Hosts: Neil & Chris
Duration: ~55 minutes
Release: 1 July 2024
What do you do with an album that sounds like it is punching you in the face, yet somehow still sneaks in ballads, groove and some of the tastiest solos of the 90s? In this episode Neil and Chris go back to Pantera's Vulgar Display of Power, a record that soundtracked bad college days, angry bus rides and those moments when you just needed something heavier than everything else in your CD wallet.
They trace Pantera's journey from Texas bar kings with four under the radar glam records through to the leap of Cowboys from Hell and into the two million selling monster that was Vulgar. Along the way you hear how touring with bands like Exodus and Suicidal Tendencies knocked the swagger out of them, left a massive chip on their collective shoulders and fed directly into the ferocity of these songs.
Across the hour they keep circling back to what made this album feel different in 1992, from Phil Anselmo's unrelenting vocal delivery to the way Dimebag, Vinnie and Rex built a sound that was dry, precise and metallic, but still full of groove and space you can feel.
Neil and Chris spend serious time with the songs that defined the album for them. "This Love" becomes a case study in tension and release, starting as a bruised almost ballad before erupting into a howl about twisted affection that matches every pinch harmonic. "Hollow" is framed as Cemetery Gates part two, the track that carries the emotional weight of grief and regret while still letting Dime paint across the top with lyrical, vocal like lead lines.
They break down "Walk" as more than just a mosh pit staple, focusing on Rex's deceptively simple bass line holding the ground while the guitar riff stomps on top, and on how the decision not to simply double the riff kept the song from tipping into cartoon bounce. Throughout, there is attention to Vinnie Paul's drumming as the engine that makes the whole record swing, even when the lyrics and tone are at their most hostile.

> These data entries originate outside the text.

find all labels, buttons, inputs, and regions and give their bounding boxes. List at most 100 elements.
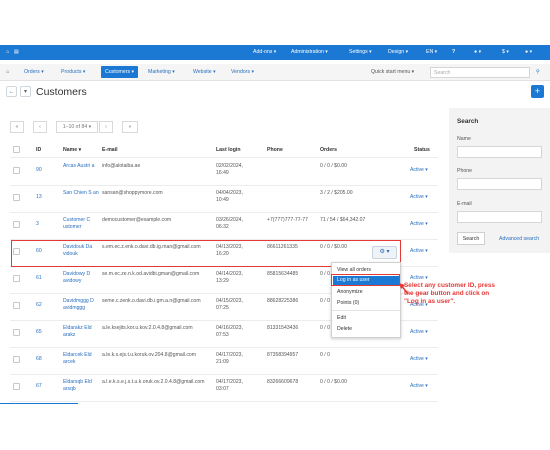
row-name[interactable]: Davidowy D avidowy — [63, 271, 99, 285]
row-id[interactable]: 68 — [36, 356, 42, 363]
quick-start-menu[interactable]: Quick start menu ▾ — [371, 69, 414, 75]
storefront-icon[interactable]: ⌂ — [6, 49, 9, 55]
menu-item-edit[interactable]: Edit — [337, 315, 346, 321]
row-checkbox[interactable] — [13, 302, 20, 309]
col-id[interactable]: ID — [36, 147, 41, 153]
row-name[interactable]: Customer C ustomer — [63, 217, 99, 231]
row-status[interactable]: Active ▾ — [410, 275, 428, 281]
sidebar-search-button[interactable]: Search — [457, 232, 485, 245]
row-email[interactable]: info@alotaiba.ae — [102, 163, 214, 170]
row-id[interactable]: 67 — [36, 383, 42, 390]
pagination-range[interactable]: 1–10 of 84 ▾ — [56, 121, 98, 133]
menu-item-delete[interactable]: Delete — [337, 326, 352, 332]
row-orders: 0 / 0 / $0.00 — [320, 379, 347, 385]
pages-icon[interactable]: ▤ — [14, 49, 19, 55]
row-email[interactable]: sansan@shoppymore.com — [102, 190, 214, 197]
row-status[interactable]: Active ▾ — [410, 221, 428, 227]
row-status[interactable]: Active ▾ — [410, 248, 428, 254]
select-all-checkbox[interactable] — [13, 146, 20, 153]
row-email[interactable]: a.le.k.s.ejs.t.u.koruk.ov.204.8@gmail.co… — [102, 352, 214, 359]
last-page-button[interactable]: » — [122, 121, 138, 133]
gear-button[interactable]: ⚙ ▾ — [372, 246, 397, 259]
row-id[interactable]: 90 — [36, 167, 42, 174]
back-button[interactable]: ← — [6, 86, 17, 97]
col-name[interactable]: Name ▾ — [63, 147, 81, 153]
menu-customers[interactable]: Customers ▾ — [101, 66, 139, 78]
name-field[interactable] — [457, 146, 542, 158]
row-checkbox[interactable] — [13, 329, 20, 336]
settings-menu[interactable]: Settings ▾ — [349, 49, 372, 55]
row-last-login: 04/16/2023, 07:53 — [216, 325, 243, 338]
row-orders: 0 / 0 — [320, 352, 330, 358]
menu-item-anonymize[interactable]: Anonymize — [337, 289, 363, 295]
row-name[interactable]: Eldarakz Eld arakz — [63, 325, 99, 339]
advanced-search-link[interactable]: Advanced search — [499, 236, 539, 242]
search-input[interactable]: Search — [430, 67, 530, 78]
search-icon[interactable]: ⚲ — [536, 69, 540, 75]
menu-divider — [332, 310, 400, 311]
row-status[interactable]: Active ▾ — [410, 167, 428, 173]
row-last-login: 04/17/2023, 21:09 — [216, 352, 243, 365]
row-id[interactable]: 13 — [36, 194, 42, 201]
menu-orders[interactable]: Orders ▾ — [24, 69, 44, 75]
row-email[interactable]: a.le.ksejits.kor.u.kov.2.0.4.8@gmail.com — [102, 325, 214, 332]
row-name[interactable]: Eldarcek Eld arcek — [63, 352, 99, 366]
menu-website[interactable]: Website ▾ — [193, 69, 216, 75]
addons-menu[interactable]: Add-ons ▾ — [253, 49, 276, 55]
user-icon[interactable]: ● ▾ — [525, 49, 532, 55]
next-page-button[interactable]: › — [99, 121, 113, 133]
home-icon[interactable]: ⌂ — [6, 69, 9, 75]
menu-marketing[interactable]: Marketing ▾ — [148, 69, 175, 75]
history-dropdown-button[interactable]: ▾ — [20, 86, 31, 97]
administration-menu[interactable]: Administration ▾ — [291, 49, 328, 55]
design-menu[interactable]: Design ▾ — [388, 49, 408, 55]
row-name[interactable]: Arcas Austri a — [63, 163, 99, 170]
col-email[interactable]: E-mail — [102, 147, 118, 153]
row-name[interactable]: San Chien S an — [63, 190, 99, 197]
row-status[interactable]: Active ▾ — [410, 356, 428, 362]
row-email[interactable]: a.l.e.k.s.e.j.s.t.u.k.oruk.ov.2.0.4.8@gm… — [102, 379, 214, 386]
row-checkbox[interactable] — [13, 383, 20, 390]
email-label: E-mail — [457, 201, 472, 207]
row-checkbox[interactable] — [13, 221, 20, 228]
row-divider — [10, 401, 438, 402]
row-email[interactable]: seme.c.zenk.o.davi.db.i.gm.a.n@gmail.com — [102, 298, 214, 305]
menu-item-view-orders[interactable]: View all orders — [337, 267, 371, 273]
add-customer-button[interactable]: + — [531, 85, 544, 98]
row-id[interactable]: 61 — [36, 275, 42, 282]
phone-label: Phone — [457, 168, 473, 174]
menu-item-points[interactable]: Points (0) — [337, 300, 359, 306]
row-email[interactable]: se.m.ec.ze.n.k.od.avidbi.gman@gmail.com — [102, 271, 214, 278]
row-name[interactable]: Davidmggg D avidmggg — [63, 298, 99, 312]
col-status[interactable]: Status — [414, 147, 430, 153]
language-menu[interactable]: EN ▾ — [426, 49, 437, 55]
row-email[interactable]: democustomer@example.com — [102, 217, 214, 224]
row-divider — [10, 374, 438, 375]
row-checkbox[interactable] — [13, 275, 20, 282]
row-id[interactable]: 65 — [36, 329, 42, 336]
first-page-button[interactable]: « — [10, 121, 24, 133]
row-checkbox[interactable] — [13, 167, 20, 174]
currency-menu[interactable]: $ ▾ — [502, 49, 509, 55]
row-name[interactable]: Eldarsqb Eld arsqb — [63, 379, 99, 393]
row-id[interactable]: 3 — [36, 221, 39, 228]
col-phone[interactable]: Phone — [267, 147, 283, 153]
col-orders[interactable]: Orders — [320, 147, 337, 153]
phone-field[interactable] — [457, 178, 542, 190]
row-id[interactable]: 62 — [36, 302, 42, 309]
row-orders: 71 / 54 / $64,342.07 — [320, 217, 366, 223]
row-status[interactable]: Active ▾ — [410, 329, 428, 335]
row-status[interactable]: Active ▾ — [410, 194, 428, 200]
email-field[interactable] — [457, 211, 542, 223]
bell-icon[interactable]: ● ▾ — [474, 49, 481, 55]
menu-vendors[interactable]: Vendors ▾ — [231, 69, 254, 75]
row-status[interactable]: Active ▾ — [410, 383, 428, 389]
prev-page-button[interactable]: ‹ — [33, 121, 47, 133]
row-checkbox[interactable] — [13, 194, 20, 201]
row-checkbox[interactable] — [13, 356, 20, 363]
col-last-login[interactable]: Last login — [216, 147, 241, 153]
instruction-callout: Select any customer ID, press the gear b… — [404, 282, 495, 305]
row-phone: 83266609678 — [267, 379, 299, 385]
help-icon[interactable]: ? — [452, 49, 455, 55]
menu-products[interactable]: Products ▾ — [61, 69, 86, 75]
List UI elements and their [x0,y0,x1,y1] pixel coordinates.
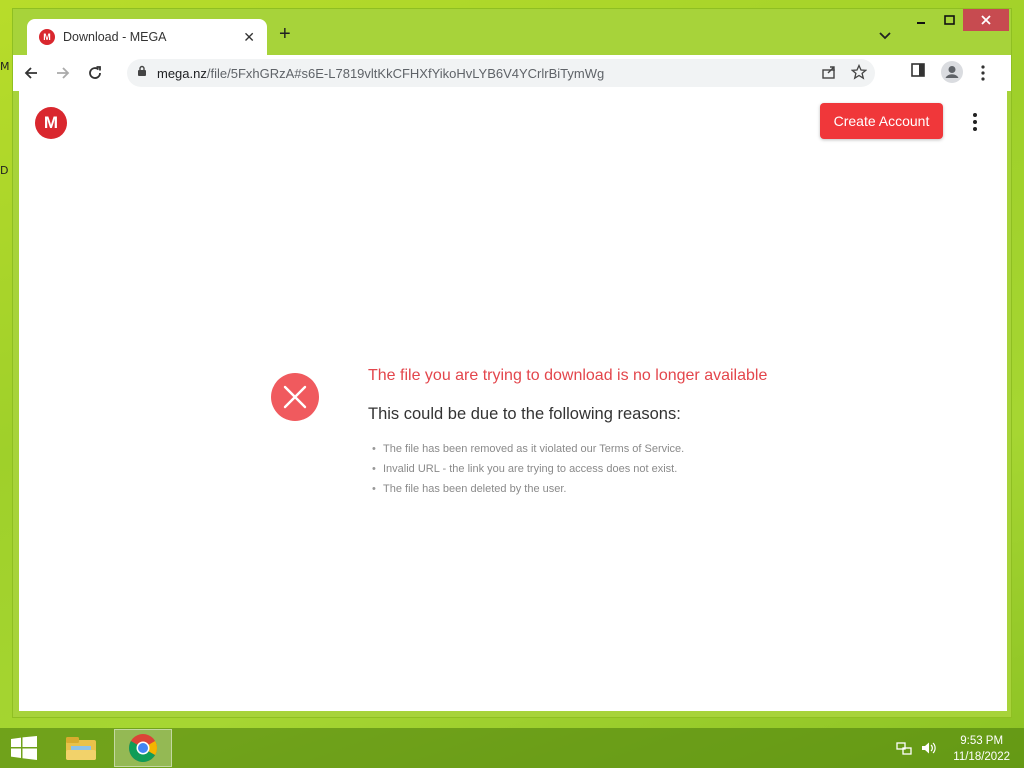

Vulgar Display of Power lands right at the moment where grunge is breaking, the Black Album is ruling the world and heavy music is splintering in a dozen directions, yet it still manages to feel like its own lane. By slowing some tempos down, doubling down on riffs and keeping the production dry, punchy and uncompromising, Pantera showed that metal could be crushingly heavy without disappearing into speed for its own sake.
Revisited now, the album sounds less like pure aggression and more like a tightly controlled snapshot of four players at their absolute peak, from Dimebag's instinctive solos to Rex's percussive low end and Vinnie's locked in grooves. This episode gives you enough context, production nerdery and very human detours to hear past the surface anger and appreciate why this record still sits near the top of so many metal fans' lists.
Perfect for: Listeners who once used Pantera to survive awful college days, guitarists obsessed with Dimebag's tone and phrasing, drum and bass nerds who love dry, punchy mixes, and anyone curious how a brutally heavy record could sell in Black Album numbers without softening its edge.